8David Farnor | On 25, Jul 2014
Director: Steven Quale
Cast: Nicholas D’Agosto, Emma Bell, Miles Fisher, Elle Wroe
Certificate: 15
There’s nothing quite like waiting for a horrifically drawn-out death to unfold. The introduction of the key props. The gas cooker. The staple gun. The unfortunately misplaced meat cleaver. The unwitting victim walking into the middle of the death trap. The ironic comment as they slip on the unseen puddle of water…
Oh yes, there’s nothing like it. That’s why people love the long-running BBC series Casualty. And Final Destination 5? It’s like watching the opening of Casualty on repeat for 90 minutes. And then some.
Some will be tired of the same-old formula in the franchise’s fourth sequel. They’re fools. The secret of Final Destination is that its set-up is so simple (Death kills folks, even when they cheat him) that any time spent on exposition can be replaced with something more worthwhile. Like more horrifically drawn-out deaths.
And boy does Death know how to dead people. From an anatomically dubious gymnastics accident to a carefully positioned boat under a bridge, director Steven Quale takes a disturbing amount of pleasure from building up to each blood-splattered dispatch – a blunt, messy full stop that warrants applause every time. You can even forgive the novelty shots designed for its 3-D cinema release – 3-D should only be allowed for Werner Herzog cave documentaries and Final Destination sequels.
Of course, there’s no point reciting character names, but the cast is at least more familiar this time round – Emma Bell, Miles Fisher, and Nicholas D’Agosto acquit thenselves well, while David Koechner provides a fair amount of inappropriate comic relief. The ensemble isn’t emotionally engaging but they all make for great meat bags.
What’s striking, though, is how clever Final Destination 5 is when playing with those bags. Where the last film was trash, featuring a post-modern set piece in an exploding cinema, the self-aware streak here leads to a neat twist upon the original system. None of that life-beats-death malarkey from Final Destination 2. Here, death can only trump death – and only that creepy black dude (Tony Todd) from the first film can tell you otherwise.
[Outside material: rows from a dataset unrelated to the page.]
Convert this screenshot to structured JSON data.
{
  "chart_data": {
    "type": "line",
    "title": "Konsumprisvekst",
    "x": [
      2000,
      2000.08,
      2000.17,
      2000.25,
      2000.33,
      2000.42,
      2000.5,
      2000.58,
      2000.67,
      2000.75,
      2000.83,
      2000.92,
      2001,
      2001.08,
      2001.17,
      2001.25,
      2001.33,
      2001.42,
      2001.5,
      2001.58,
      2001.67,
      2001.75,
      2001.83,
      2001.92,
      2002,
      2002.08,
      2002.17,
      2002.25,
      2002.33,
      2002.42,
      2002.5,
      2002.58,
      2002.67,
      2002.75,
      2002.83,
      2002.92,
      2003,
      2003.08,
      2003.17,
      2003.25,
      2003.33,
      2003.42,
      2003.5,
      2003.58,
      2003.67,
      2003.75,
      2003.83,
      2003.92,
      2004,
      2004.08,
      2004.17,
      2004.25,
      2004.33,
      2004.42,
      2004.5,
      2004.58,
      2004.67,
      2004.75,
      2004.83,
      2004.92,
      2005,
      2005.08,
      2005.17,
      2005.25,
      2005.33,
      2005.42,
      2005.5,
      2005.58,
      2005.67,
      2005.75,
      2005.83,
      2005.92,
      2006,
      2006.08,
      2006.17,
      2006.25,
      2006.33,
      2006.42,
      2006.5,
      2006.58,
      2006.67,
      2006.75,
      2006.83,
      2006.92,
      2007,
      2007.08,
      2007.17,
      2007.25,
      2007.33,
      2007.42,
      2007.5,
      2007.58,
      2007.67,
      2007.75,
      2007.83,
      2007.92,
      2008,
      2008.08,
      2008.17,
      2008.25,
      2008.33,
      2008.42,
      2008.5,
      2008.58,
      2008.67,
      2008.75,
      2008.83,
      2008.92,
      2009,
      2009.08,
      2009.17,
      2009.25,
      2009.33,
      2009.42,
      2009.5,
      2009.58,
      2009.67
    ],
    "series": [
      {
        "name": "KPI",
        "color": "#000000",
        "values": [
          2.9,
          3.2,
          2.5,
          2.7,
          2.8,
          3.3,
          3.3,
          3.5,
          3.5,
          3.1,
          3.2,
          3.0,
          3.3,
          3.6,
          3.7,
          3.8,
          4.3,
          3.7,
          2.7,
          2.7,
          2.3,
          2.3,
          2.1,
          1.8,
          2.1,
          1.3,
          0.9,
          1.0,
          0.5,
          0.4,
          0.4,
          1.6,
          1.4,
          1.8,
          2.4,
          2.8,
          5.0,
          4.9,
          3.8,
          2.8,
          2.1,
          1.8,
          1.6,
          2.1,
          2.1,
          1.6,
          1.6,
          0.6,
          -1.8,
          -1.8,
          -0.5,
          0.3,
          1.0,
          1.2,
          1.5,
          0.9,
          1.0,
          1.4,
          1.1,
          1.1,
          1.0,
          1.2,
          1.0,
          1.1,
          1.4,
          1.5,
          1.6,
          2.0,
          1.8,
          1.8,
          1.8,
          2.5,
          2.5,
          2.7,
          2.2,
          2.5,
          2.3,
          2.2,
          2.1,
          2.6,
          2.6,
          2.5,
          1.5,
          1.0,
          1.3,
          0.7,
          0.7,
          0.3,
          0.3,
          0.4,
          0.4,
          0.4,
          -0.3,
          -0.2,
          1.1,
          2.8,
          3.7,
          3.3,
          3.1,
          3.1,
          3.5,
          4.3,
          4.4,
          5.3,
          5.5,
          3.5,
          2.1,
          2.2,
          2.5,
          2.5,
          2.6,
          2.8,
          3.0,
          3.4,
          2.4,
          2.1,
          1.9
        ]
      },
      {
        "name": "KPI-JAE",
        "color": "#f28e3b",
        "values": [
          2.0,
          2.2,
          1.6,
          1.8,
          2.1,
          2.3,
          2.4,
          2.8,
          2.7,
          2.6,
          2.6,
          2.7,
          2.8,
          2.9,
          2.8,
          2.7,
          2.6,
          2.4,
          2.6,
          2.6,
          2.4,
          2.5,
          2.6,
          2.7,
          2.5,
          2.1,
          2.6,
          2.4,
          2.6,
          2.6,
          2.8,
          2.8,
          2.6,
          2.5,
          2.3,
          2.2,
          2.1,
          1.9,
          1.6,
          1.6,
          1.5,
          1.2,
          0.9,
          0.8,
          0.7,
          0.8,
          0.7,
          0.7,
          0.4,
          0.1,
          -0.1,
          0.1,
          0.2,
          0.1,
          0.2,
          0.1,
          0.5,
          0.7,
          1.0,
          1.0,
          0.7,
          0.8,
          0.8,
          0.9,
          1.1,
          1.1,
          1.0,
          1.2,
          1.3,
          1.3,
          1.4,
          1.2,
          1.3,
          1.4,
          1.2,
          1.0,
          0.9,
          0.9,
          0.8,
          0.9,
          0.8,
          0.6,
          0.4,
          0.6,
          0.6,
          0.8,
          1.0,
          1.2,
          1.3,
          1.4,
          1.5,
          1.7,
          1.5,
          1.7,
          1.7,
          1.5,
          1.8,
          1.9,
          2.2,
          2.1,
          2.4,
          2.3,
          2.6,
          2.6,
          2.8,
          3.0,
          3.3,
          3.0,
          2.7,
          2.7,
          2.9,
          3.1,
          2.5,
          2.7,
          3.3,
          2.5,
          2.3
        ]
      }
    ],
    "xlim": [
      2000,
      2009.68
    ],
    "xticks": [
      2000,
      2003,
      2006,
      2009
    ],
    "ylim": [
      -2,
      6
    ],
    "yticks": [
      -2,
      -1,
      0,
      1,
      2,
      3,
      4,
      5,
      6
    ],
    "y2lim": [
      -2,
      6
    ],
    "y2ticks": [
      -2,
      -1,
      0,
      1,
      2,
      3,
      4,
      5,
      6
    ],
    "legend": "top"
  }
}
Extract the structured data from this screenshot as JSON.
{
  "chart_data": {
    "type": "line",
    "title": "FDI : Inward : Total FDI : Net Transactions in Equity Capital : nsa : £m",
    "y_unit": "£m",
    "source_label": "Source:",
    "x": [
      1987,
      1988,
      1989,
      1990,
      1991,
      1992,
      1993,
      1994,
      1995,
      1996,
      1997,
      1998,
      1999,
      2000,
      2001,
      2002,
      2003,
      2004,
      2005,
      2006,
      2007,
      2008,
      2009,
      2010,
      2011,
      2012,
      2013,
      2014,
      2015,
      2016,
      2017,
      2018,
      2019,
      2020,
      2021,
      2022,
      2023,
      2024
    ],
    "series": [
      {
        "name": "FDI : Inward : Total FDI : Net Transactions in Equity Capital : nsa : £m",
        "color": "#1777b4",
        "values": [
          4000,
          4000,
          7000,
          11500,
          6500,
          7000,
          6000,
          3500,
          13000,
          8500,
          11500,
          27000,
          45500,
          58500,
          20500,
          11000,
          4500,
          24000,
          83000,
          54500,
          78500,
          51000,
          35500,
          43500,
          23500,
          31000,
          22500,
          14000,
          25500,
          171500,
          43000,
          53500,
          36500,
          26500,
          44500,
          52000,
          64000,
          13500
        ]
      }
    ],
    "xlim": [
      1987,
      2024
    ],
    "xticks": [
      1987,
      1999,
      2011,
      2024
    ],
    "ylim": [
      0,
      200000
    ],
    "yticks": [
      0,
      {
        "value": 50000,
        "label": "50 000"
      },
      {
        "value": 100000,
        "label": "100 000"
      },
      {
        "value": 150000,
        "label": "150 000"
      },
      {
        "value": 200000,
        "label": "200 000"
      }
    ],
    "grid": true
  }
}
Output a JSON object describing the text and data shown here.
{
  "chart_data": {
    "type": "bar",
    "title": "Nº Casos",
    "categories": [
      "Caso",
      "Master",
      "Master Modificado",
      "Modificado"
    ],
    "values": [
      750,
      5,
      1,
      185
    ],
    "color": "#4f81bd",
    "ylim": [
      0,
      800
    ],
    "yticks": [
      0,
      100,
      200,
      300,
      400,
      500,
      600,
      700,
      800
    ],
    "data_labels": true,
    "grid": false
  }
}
The result is a tense piece of drivel that relies not only upon looming destruction for its suspense (one scene at an eye doctor’s is excruciating), but also on the interaction between characters. The human-versus-human angle leads to a surprisingly mature (yet satisfyingly dumb) final act – and an inspired ending that should please horror fans hoping for a more original form of popcorn fodder.
For everyone else, there’s always Casualty.